🔑 Key Findings:
- Sugar-sweetened drinks like juice and soda linked to heart disease risk
- Researchers found regular exercise didn’t reverse this risk
- The study finds that the best option is still water
QUEBEC CITY, Quebec — Sodas, juices, and energy drinks may taste great going down, but once those beverages hit our stomachs, all of the sugar they contain can wreak havoc on our health. While it shouldn’t be breaking news to anyone that sugar isn’t a healthy dietary choice, a new study warns that exercise alone isn’t enough to undo the risks of cardiovascular disease associated with drinking sugar-sweetened beverages.
Sugary drinks are the single largest source of added sugars in the North American diet, and their consumption is highly associated with a larger risk of developing cardiovascular disease, the world’s leading cause of death. Researchers at the Harvard T. H. Chan School of Public Health led this project, and Jean-Philippe Drouin-Chartier, professor at Universit Laval’s Faculty of Pharmacy, served as study co-author.
“The marketing strategies for these drinks often show active people drinking these beverages. It suggests that sugary drink consumption has no negative effects on health if you’re physically active. Our research aimed to assess this hypothesis,” says Prof. Drouin-Chartier in a media release.
To conduct this study, the research team examined two groups totaling roughly 100,000 adults, following them for about three decades. The analyzed data revealed that people who consumed sugar-sweetened beverages more than twice weekly had a clearly higher risk of cardiovascular disease — regardless of personal physical activity levels.
Researchers note that even if the widely-recommended 150 minutes of weekly physical activity may protect against cardiovascular disease, that much weekly exercise still isn’t enough to counter the negative health effects of sugar-sweetened beverages.
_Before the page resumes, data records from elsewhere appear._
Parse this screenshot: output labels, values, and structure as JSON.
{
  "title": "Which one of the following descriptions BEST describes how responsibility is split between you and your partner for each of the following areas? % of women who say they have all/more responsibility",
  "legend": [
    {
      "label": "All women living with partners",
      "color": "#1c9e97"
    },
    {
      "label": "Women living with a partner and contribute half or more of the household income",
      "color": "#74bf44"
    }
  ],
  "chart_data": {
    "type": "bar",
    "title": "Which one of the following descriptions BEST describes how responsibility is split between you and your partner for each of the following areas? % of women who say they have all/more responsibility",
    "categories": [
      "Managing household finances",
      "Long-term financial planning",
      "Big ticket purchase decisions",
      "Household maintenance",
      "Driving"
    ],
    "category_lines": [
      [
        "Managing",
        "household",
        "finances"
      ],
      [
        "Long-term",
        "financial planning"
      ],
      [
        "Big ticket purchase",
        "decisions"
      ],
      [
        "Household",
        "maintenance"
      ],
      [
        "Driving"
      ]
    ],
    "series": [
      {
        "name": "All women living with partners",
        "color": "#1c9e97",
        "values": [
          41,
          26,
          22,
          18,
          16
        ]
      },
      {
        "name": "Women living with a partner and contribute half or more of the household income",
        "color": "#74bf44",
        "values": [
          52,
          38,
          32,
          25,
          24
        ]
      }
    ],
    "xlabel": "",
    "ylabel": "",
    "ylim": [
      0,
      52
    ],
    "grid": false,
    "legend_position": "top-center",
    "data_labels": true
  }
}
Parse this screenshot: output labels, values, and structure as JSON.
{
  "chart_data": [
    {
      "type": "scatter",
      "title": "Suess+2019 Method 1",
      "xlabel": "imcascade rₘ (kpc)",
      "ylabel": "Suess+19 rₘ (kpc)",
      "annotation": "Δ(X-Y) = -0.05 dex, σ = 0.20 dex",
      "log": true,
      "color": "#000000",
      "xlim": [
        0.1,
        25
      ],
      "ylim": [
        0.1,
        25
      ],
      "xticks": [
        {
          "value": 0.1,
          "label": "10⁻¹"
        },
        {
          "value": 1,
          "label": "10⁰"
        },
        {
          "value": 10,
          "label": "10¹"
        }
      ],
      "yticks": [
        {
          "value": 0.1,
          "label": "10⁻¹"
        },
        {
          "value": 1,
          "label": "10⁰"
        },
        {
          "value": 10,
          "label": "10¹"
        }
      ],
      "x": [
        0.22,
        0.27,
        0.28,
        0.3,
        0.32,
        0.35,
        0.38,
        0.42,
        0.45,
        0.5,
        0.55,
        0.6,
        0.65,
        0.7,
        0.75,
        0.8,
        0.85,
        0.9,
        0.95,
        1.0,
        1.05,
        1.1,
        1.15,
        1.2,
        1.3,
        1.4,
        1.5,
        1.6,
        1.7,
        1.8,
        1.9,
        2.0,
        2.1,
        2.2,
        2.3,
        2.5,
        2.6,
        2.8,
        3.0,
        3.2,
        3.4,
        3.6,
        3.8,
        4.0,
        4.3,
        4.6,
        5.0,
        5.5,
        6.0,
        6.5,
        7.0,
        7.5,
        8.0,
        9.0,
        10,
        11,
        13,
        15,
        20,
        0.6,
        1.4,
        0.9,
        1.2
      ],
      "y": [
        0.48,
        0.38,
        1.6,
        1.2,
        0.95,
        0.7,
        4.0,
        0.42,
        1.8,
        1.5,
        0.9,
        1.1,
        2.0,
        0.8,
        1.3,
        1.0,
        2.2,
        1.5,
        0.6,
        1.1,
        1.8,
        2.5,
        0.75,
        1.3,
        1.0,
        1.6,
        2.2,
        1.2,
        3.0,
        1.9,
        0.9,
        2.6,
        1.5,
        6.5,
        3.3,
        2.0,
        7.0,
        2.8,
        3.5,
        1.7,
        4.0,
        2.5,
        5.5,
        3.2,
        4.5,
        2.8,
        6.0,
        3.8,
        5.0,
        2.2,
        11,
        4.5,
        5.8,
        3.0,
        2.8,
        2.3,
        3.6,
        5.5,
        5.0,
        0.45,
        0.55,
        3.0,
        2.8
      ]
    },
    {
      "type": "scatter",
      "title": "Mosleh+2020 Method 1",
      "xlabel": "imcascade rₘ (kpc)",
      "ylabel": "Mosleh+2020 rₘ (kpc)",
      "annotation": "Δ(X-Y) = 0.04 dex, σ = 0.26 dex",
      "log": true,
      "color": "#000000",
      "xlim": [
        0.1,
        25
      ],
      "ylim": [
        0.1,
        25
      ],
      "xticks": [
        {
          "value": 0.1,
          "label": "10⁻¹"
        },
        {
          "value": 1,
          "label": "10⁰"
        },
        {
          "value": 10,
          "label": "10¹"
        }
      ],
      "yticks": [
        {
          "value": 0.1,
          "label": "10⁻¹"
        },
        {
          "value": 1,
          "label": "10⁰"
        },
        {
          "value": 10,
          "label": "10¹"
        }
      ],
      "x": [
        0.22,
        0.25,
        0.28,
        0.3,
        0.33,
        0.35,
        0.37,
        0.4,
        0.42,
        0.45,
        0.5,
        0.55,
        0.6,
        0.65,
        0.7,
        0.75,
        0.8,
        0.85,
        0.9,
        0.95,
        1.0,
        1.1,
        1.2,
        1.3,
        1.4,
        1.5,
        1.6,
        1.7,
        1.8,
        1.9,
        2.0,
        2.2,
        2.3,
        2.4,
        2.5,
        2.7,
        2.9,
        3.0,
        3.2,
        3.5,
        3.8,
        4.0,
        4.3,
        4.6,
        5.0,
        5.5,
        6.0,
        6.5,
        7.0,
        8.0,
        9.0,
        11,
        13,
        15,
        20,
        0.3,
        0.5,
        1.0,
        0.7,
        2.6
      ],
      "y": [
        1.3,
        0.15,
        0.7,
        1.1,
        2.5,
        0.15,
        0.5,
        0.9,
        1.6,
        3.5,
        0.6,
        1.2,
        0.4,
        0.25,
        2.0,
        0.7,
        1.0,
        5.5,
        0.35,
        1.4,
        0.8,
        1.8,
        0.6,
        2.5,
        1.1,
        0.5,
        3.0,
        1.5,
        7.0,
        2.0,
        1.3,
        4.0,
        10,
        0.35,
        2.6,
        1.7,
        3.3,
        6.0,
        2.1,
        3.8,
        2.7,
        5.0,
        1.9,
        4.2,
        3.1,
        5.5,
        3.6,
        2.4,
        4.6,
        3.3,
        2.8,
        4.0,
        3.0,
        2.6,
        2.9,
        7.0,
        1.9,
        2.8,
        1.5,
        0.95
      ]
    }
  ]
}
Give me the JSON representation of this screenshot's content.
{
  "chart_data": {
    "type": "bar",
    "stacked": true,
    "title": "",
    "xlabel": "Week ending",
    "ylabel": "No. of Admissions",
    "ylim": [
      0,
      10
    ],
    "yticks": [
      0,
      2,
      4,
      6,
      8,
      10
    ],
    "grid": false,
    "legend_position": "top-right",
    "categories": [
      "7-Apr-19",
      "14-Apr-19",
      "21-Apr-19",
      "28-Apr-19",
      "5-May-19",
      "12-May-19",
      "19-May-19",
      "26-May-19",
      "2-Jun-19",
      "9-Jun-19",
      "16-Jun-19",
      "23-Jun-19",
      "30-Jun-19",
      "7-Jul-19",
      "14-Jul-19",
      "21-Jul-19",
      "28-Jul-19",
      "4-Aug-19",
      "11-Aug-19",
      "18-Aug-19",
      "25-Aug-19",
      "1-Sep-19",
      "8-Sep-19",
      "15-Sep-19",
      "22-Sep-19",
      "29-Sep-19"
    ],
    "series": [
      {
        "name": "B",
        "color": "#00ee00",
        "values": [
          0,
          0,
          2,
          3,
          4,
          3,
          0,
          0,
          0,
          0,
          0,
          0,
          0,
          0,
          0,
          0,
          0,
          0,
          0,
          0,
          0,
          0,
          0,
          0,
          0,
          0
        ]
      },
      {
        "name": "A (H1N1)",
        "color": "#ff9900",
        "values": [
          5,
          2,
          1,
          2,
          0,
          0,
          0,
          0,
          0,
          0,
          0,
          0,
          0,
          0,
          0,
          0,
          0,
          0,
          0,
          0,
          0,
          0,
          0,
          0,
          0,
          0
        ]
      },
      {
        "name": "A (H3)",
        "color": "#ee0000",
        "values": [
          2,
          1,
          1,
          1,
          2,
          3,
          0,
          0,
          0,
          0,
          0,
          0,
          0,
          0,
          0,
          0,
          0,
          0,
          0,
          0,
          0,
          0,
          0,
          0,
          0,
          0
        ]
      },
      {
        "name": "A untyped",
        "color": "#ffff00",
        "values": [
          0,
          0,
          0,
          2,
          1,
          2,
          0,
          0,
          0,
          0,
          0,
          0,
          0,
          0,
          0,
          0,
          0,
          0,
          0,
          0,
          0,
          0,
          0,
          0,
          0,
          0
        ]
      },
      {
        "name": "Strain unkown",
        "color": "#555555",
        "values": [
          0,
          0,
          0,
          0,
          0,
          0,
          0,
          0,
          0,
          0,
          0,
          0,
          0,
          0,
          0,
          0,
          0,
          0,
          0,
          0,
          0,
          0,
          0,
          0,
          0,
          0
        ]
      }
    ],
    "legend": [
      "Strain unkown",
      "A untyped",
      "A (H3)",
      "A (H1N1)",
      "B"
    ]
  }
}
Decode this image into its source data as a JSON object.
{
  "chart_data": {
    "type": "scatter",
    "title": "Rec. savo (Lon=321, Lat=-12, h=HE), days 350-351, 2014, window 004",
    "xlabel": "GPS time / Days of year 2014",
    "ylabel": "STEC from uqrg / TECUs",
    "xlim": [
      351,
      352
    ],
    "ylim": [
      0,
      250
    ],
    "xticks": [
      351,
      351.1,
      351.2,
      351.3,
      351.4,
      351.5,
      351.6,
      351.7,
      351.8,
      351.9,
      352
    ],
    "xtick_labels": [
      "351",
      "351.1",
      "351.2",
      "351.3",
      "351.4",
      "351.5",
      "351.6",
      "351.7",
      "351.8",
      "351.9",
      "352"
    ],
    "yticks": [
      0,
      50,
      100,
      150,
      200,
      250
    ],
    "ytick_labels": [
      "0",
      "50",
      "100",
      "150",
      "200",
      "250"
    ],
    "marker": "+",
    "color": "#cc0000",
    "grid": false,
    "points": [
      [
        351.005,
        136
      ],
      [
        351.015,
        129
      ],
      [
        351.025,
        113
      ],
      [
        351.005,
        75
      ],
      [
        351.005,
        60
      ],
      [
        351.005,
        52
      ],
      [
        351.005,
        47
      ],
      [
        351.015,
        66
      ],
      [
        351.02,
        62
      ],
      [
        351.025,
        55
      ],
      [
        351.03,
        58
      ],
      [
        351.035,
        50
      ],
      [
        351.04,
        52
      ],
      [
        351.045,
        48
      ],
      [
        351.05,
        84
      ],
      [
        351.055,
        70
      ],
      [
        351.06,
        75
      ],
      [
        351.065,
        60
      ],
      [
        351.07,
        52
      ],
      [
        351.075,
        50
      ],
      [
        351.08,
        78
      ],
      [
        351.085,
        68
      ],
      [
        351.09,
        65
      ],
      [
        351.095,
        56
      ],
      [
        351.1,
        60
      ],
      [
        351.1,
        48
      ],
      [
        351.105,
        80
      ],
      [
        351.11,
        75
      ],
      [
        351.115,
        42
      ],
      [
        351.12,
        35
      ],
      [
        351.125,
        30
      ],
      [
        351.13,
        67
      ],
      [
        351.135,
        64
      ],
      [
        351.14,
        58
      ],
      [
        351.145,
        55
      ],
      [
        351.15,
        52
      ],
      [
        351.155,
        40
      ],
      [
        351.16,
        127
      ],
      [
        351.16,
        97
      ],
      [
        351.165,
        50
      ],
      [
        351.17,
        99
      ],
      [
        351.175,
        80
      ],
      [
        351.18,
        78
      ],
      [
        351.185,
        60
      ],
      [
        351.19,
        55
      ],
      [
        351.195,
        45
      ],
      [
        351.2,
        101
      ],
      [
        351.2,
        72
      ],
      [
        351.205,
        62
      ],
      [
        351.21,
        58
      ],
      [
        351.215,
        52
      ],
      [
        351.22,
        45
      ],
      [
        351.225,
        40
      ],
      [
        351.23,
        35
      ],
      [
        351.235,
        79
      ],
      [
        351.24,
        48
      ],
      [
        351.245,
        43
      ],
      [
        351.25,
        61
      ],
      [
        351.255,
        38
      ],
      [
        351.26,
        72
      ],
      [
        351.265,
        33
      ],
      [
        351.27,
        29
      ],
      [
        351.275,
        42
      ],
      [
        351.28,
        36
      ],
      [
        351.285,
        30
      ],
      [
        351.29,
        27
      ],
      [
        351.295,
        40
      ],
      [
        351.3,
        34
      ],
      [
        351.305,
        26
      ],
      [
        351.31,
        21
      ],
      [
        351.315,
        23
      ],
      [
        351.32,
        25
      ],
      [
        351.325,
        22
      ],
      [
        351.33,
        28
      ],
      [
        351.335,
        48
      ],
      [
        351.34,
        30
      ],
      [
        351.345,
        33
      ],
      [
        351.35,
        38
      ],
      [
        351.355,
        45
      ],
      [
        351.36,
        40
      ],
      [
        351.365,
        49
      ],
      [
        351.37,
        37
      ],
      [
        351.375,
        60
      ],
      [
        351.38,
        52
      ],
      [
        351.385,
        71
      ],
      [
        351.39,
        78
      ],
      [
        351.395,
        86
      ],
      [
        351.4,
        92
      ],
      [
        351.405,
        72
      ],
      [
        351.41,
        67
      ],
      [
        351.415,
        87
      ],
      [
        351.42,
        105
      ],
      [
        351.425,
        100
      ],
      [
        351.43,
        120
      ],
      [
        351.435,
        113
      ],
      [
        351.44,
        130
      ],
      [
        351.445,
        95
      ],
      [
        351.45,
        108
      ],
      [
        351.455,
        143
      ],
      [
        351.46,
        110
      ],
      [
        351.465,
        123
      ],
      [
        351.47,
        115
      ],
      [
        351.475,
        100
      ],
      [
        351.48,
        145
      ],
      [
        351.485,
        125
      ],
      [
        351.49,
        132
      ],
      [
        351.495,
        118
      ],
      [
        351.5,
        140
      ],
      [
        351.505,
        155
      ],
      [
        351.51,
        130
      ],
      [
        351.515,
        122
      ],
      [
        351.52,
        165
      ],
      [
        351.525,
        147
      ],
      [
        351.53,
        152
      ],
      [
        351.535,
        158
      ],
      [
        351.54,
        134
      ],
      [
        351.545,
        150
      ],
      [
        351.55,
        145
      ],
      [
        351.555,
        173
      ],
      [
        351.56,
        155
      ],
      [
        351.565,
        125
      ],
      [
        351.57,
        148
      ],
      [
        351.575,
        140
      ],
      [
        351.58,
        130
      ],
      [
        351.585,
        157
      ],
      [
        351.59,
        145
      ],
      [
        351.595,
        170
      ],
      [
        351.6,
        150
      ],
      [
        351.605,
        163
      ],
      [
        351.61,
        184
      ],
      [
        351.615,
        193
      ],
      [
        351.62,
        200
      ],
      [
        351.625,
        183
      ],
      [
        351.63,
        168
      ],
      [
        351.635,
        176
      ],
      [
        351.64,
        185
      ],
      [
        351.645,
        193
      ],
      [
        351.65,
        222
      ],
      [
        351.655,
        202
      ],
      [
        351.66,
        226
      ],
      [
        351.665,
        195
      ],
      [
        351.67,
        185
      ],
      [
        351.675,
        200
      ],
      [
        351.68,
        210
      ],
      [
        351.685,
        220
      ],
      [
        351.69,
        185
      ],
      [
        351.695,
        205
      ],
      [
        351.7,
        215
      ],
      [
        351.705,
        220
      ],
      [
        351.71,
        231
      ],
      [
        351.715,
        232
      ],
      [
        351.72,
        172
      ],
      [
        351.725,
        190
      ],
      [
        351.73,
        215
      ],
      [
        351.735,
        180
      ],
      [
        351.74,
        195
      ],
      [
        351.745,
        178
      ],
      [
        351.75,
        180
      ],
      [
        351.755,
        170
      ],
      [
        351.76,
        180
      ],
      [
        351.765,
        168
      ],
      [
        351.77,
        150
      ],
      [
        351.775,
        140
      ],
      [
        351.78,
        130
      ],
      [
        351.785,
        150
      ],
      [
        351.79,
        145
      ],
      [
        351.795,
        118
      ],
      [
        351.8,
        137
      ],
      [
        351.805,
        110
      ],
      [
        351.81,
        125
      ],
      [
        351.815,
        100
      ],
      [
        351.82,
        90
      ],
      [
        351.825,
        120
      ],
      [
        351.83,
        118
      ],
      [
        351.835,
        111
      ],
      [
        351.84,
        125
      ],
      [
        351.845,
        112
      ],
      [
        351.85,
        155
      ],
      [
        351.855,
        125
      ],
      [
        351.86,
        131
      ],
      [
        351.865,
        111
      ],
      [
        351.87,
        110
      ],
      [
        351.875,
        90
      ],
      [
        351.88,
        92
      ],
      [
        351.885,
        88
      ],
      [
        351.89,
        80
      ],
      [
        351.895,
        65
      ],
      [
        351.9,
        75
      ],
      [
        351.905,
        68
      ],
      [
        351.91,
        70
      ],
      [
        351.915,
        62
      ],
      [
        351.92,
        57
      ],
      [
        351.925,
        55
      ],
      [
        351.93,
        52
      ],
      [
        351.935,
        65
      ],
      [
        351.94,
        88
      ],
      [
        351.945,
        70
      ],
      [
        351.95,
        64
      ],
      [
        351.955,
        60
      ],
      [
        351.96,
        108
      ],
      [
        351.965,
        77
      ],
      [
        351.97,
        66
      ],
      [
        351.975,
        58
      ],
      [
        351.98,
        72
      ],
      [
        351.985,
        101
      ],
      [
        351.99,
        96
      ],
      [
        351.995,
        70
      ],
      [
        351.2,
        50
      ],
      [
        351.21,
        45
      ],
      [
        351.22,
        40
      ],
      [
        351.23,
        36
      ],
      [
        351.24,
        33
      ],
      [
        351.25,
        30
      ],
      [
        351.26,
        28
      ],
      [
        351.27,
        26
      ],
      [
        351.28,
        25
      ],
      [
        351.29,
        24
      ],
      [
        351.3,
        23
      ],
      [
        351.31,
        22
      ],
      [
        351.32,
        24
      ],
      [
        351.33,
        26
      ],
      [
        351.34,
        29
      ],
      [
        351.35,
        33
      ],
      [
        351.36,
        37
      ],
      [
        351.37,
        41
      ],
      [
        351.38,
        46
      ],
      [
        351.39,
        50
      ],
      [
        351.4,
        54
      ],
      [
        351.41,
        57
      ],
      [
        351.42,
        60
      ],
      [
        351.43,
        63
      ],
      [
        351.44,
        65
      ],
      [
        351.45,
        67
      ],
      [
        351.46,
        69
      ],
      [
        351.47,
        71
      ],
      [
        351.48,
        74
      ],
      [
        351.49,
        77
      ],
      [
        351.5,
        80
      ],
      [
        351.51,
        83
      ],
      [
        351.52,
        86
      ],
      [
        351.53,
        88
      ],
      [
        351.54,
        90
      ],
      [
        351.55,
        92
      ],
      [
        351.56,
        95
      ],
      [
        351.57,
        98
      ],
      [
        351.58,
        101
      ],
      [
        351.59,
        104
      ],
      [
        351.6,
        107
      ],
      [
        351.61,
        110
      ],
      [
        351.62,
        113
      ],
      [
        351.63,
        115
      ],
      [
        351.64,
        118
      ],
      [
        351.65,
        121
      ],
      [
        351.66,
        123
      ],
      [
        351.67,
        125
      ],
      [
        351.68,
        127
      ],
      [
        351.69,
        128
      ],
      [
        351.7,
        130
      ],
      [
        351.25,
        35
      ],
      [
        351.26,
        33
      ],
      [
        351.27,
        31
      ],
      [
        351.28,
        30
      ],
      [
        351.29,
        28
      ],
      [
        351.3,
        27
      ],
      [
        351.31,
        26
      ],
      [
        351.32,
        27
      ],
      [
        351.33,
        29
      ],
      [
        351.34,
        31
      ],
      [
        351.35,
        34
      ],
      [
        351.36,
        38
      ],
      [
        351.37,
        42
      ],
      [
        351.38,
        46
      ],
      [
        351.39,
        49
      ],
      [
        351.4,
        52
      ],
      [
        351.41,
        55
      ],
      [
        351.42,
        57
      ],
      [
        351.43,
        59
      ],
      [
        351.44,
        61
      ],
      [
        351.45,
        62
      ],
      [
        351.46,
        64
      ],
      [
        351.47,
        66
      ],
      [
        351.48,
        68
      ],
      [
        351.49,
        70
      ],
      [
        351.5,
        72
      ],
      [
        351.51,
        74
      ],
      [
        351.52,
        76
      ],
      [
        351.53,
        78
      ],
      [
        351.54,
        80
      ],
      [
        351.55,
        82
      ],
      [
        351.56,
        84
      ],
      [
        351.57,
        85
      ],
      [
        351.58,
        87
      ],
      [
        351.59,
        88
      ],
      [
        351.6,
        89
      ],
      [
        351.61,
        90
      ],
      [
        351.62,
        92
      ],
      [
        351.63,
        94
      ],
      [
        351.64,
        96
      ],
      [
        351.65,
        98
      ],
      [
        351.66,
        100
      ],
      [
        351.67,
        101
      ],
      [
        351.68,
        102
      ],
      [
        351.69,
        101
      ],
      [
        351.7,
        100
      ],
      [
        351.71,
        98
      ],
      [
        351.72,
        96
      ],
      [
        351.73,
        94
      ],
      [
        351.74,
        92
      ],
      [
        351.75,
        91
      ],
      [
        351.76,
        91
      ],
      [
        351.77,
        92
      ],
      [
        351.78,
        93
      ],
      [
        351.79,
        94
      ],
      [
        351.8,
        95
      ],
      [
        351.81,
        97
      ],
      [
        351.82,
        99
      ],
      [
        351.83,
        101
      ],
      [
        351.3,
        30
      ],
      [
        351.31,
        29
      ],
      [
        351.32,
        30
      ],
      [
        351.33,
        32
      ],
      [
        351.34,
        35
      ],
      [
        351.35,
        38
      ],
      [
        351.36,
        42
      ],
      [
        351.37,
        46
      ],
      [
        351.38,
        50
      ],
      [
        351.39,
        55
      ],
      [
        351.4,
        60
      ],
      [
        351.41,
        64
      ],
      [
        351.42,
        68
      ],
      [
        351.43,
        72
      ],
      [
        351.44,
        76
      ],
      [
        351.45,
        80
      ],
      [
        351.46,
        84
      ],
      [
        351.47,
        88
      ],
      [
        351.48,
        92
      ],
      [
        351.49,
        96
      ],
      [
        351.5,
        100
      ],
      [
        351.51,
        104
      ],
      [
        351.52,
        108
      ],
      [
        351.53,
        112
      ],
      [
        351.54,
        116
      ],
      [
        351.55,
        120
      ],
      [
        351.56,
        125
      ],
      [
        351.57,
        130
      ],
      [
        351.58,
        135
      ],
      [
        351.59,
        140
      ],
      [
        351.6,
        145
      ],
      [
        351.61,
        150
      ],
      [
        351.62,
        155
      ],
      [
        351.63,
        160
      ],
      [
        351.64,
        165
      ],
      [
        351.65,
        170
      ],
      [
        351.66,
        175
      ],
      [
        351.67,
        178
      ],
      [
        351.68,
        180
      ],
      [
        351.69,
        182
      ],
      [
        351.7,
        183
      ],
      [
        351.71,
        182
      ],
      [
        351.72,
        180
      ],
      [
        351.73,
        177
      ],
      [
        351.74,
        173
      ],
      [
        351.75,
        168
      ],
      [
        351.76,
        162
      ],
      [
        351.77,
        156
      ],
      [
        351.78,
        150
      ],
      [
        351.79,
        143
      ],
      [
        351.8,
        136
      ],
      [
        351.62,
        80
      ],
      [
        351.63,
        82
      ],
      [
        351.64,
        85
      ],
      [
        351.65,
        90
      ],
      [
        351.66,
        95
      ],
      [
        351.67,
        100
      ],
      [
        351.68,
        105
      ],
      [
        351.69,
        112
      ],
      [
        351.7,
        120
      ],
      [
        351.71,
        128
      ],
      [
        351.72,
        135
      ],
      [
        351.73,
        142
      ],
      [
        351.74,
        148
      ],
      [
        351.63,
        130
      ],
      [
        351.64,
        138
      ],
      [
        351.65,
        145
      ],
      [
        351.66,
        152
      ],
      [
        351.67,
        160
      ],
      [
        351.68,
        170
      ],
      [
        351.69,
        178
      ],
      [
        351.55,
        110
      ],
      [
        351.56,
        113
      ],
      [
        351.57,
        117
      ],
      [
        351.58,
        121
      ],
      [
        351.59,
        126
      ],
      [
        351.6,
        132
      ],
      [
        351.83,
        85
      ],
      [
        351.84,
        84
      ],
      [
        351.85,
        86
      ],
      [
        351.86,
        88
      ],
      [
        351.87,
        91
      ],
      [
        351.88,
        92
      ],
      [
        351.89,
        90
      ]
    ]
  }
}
“Physical activity reduces the risk of cardiovascular disease associated with sugar-sweetened beverages by half, but it does not fully eliminate it,” Prof. Drouin-Chartier explains.
The frequency of consumption considered by researchers (twice weekly) was relatively low all things considered, yet still significantly associated with cardiovascular disease risk. This suggests individuals consuming sugary drinks on a daily basis face even larger cardiovascular risk profiles.
With this in mind, study authors stress the importance of targeting the widespread presence of sugar-sweetened beverages in society. Examples include soft and carbonated drinks (with or without caffeine), lemonade, and fruit cocktails. This project did not account for energy drinks specifically, but they also tend to contain sugar as well.
Artificially sweetened drinks are usually presented as an alternative solution to sugary beverages. The consumption of such beverages showed no association with a higher risk of cardiovascular diseases.
“Replacing sugar-sweetened beverages by diet drinks is good, because it reduces the amount of sugar. But the best drink option remains water,” Prof. Drouin-Chartier comments.
“Our findings provide further support for public health recommendations and policies to limit people’s intake of sugar-sweetened beverages, as well as to encourage people to meet and maintain adequate physical activity levels,” concludes lead study author Lorena Pacheco, a research scientist in the Department of Nutrition at Harvard Chan School.
The study is published in the American Journal of Clinical Nutrition.